In theory, falling prices to multi-year lows should stimulate demand and increase the value of the asset, but if consumers are sitting at home because of the coronavirus and can not afford to increase consumption, then you can not dream of an increase in prices. The collapse of Brent and WTI to the 18-year bottom on the background of a huge reduction in global demand and the oil war between Saudi Arabia and Russia does not guarantee a quick rebound up. However, in the near future, the “bulls” may have new trump cards.
The Texas variety marked the worst month and quarter in the history of accounting, and the collapse in prices to the lowest level since 2002 was facilitated by the statement of Donald Trump on the extension of strict measures of social isolation until the end of April. Because of the coronavirus, global demand has declined by about a quarter. The loss of 25 million b/d is equivalent to current OPEC oil production or the combined consumption of black gold by the United States and Canada. At the same time, the oil war between Saudi Arabia and Russia contributes to the fall in prices.

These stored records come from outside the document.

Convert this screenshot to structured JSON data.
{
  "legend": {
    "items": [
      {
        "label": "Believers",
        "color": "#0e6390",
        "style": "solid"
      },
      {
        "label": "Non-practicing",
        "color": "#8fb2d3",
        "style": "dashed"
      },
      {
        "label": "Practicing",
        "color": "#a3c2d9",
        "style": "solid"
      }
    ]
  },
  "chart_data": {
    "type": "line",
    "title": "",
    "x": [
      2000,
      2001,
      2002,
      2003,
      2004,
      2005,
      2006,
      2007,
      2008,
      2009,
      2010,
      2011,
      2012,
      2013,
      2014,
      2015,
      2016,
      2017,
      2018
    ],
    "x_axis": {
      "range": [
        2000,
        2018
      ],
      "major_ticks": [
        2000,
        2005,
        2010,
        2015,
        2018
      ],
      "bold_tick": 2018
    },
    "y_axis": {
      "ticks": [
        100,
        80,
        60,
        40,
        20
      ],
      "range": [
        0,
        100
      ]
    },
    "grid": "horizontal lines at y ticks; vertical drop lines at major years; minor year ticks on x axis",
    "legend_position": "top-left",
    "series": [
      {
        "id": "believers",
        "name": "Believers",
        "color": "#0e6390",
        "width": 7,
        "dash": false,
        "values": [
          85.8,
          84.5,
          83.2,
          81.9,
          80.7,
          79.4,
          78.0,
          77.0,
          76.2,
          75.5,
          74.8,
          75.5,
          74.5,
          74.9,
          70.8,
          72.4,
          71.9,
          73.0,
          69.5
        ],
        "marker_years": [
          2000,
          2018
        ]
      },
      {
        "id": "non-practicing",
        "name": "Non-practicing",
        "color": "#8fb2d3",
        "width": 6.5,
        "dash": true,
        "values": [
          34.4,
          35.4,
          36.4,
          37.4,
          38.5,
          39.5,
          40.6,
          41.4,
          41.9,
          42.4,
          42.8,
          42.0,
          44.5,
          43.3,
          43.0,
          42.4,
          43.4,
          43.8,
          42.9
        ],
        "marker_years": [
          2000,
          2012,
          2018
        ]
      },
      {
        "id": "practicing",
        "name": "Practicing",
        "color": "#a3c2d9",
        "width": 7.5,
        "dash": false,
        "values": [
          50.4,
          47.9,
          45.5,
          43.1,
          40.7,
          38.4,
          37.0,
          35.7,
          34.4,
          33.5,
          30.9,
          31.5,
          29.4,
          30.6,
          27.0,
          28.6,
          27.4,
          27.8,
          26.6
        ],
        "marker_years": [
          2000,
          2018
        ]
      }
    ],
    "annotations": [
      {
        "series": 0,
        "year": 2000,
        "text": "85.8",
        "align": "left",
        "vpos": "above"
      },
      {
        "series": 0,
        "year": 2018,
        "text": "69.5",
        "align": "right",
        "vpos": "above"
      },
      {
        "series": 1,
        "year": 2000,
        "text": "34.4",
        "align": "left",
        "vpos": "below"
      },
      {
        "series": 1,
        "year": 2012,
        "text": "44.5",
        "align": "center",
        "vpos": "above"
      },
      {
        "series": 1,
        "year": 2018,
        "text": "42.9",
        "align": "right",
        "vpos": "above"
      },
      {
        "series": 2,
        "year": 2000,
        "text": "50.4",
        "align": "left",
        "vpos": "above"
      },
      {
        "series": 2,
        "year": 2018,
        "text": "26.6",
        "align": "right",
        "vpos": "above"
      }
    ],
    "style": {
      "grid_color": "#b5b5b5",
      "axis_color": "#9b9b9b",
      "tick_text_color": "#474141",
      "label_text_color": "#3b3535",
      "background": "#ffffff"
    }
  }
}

Riyadh intends to increase production by 2.5 million b/d and export to 10.6 million b/d.
Many black gold producing countries cannot afford such low prices and are forced to cut budget expenditures even at the expense of the fight against coronavirus. The projected global market surplus of 25 million b/d and WTI at $20 per barrel increases the risks of the bankruptcy of small and medium-sized companies in the United States. Large companies are forced to reduce investment in exploration and production, which will contribute to a gradual decline in American black gold production. It is not for nothing that Donald Trump is trying to establish contacts with Saudi Arabia and Russia. Washington’s recent statement on the dialogue between the White House and the Kremlin on the stabilization of the situation in the oil market was one of the drivers of Brent and WTI growth at the auction on March 31.
The second good news for the “bulls” came from China, where business activity in the manufacturing sector rose above the mark of 50, indicating recovery, and the people’s bank once again eased monetary policy. Standing on the threshold of victory over the coronavirus, the Middle Kingdom can seriously change the rules of the game. It is the largest consumer of black gold in the world, and the recovery of the local economy will contribute to the growth of Brent and WTI.
Dynamics of business activity in China
Let’s not forget that the global surplus of 25 million b/d reveals another problem – the lack of storage capacity. Markit expects that due to lack of demand and infrastructure difficulties, global production will decrease by 10 million b/d.
Thus, a possible truce between Russia and Saudi Arabia with the assistance of the United States, an increase in oil consumption in China and a reduction in global production due to infrastructure problems create the ground for a rebound in Brent quotes, which is confirmed by the technical picture. The quotes are in close proximity to the 113% target for the “Bat” pattern, which increases the risks of a pullback to 23.6%, 38.2% and 50% of the last downward wave. The reason for opening long positions may be a break in the resistance at $28 and $31.7 per barrel.